Our Lady of Guadalupe, built during an age of epidemics, is ‘the church that would not die’

New Orleans, LA

By Mike Scott contributing writer, Originally published by the New Orleans Advocate

Our Lady of Guadalupe Church holds noon Mass to empty pews as they go live on Facebook Saturday April 11, 2020. The church, originally called the Mortuary Chapel was built in 1826 as a burial church during the Yellow Fever pandemic. (Staff photo by Sophia Germer)

(Editor’s note: Oblate Father Tony Rigoli is pastor of Our Lady of Guadalupe / St. Jude Shrine)

Back in the early 1800s, at the height of the age of yellow fever, New Orleanians didn’t know anything about social distancing. They didn’t know anything about N95 masks.

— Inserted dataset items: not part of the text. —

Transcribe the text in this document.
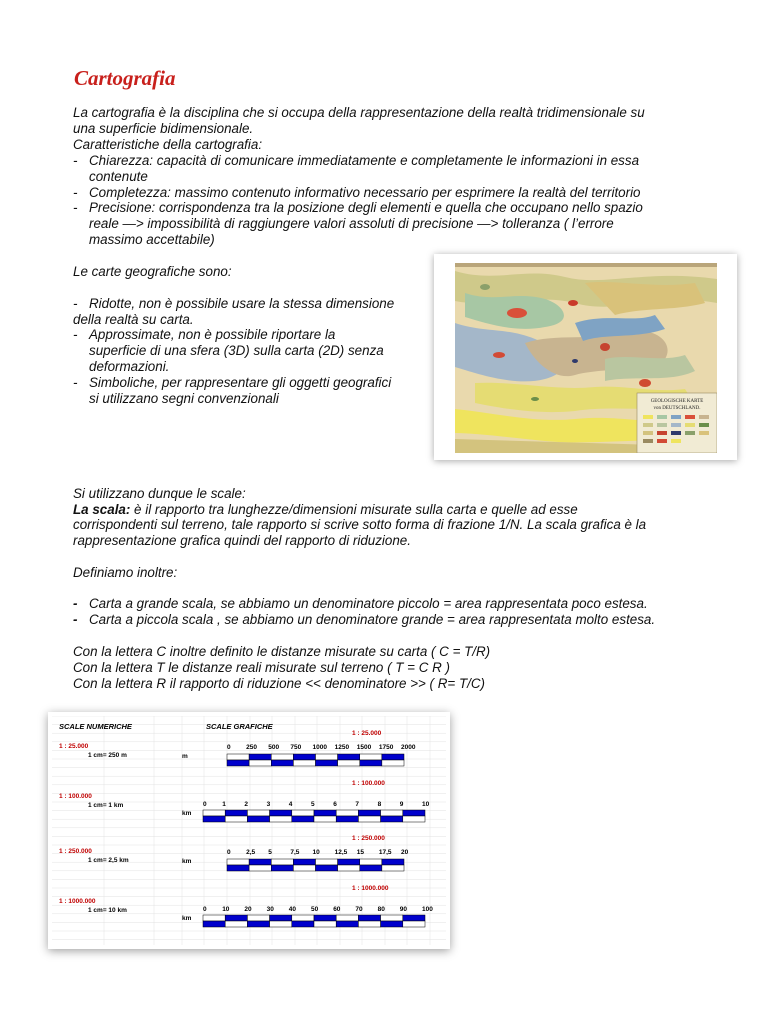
Cartografia

La cartografia è la disciplina che si occupa della rappresentazione della realtà tridimensionale su

una superficie bidimensionale.

Caratteristiche della cartografia:

- Chiarezza: capacità di comunicare immediatamente e completamente le informazioni in essa
contenute
- Completezza: massimo contenuto informativo necessario per esprimere la realtà del territorio
- Precisione: corrispondenza tra la posizione degli elementi e quella che occupano nello spazio
reale —> impossibilità di raggiungere valori assoluti di precisione —> tolleranza ( l’errore
massimo accettabile)

Le carte geografiche sono:

- Ridotte, non è possibile usare la stessa dimensione
della realtà su carta.
- Approssimate, non è possibile riportare la
superficie di una sfera (3D) sulla carta (2D) senza
deformazioni.
- Simboliche, per rappresentare gli oggetti geografici
si utilizzano segni convenzionali	GEOLOGISCHE KARTE
von DEUTSCHLAND.

Si utilizzano dunque le scale:

La scala: è il rapporto tra lunghezze/dimensioni misurate sulla carta e quelle ad esse

corrispondenti sul terreno, tale rapporto si scrive sotto forma di frazione 1/N. La scala grafica è la

rappresentazione grafica quindi del rapporto di riduzione.

Definiamo inoltre:

- Carta a grande scala, se abbiamo un denominatore piccolo = area rappresentata poco estesa.
- Carta a piccola scala , se abbiamo un denominatore grande = area rappresentata molto estesa.

Con la lettera C inoltre definito le distanze misurate su carta ( C = T/R)

Con la lettera T le distanze reali misurate sul terreno ( T = C R )

Con la lettera R il rapporto di riduzione << denominatore >> ( R= T/C)

SCALE NUMERICHE	SCALE GRAFICHE
1 : 25.000
1 : 25.000
1 cm= 250 m	m
0 250 500 750 1000 1250 1500 1750 2000
1 : 100.000
1 : 100.000
1 cm= 1 km
km
0 1	2	3	4	5	6	7	8	9	10
1 : 250.000
1 : 250.000
1 cm= 2,5 km	km
0 2,5 5	7,5 10 12,5 15 17,5 20
1 : 1000.000
1 : 1000.000
1 cm= 10 km
km
0 10 20 30 40 50 60 70 80 90 100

They really didn’t even know anything about germs.

They did know that people were dying, and that something was causing it.

Maybe it was bad air, or “miasma,” as it was known. Or maybe “exhalations of the dead” were to blame, some said.

To combat the former, cannons were periodically fired into the air to “break up” the miasma. To spare congregants of St. Louis Cathedral from those suspect exhalations, a mortuary chapel was built at the back of the French Quarter — right across Basin Street from St. Louis Cemetery No. 1 — to host funerals of yellow fever victims.

Those cannons, of course, have long since fallen silent. The old chapel, however, still stands at Rampart and Conti streets, recognized as the oldest church building in the city and — having gone through numerous incarnations over the decades — standing as a nearly 200-year-old reminder that there is, indeed, life after epidemics.

Today, it is known as Our Lady of Guadalupe Church, home of shrines to St. Jude, he of lost causes; St. Expedite, whose complicated but amusing backstory we’ll save for another day; and to the city’s fallen police officers and firefighters.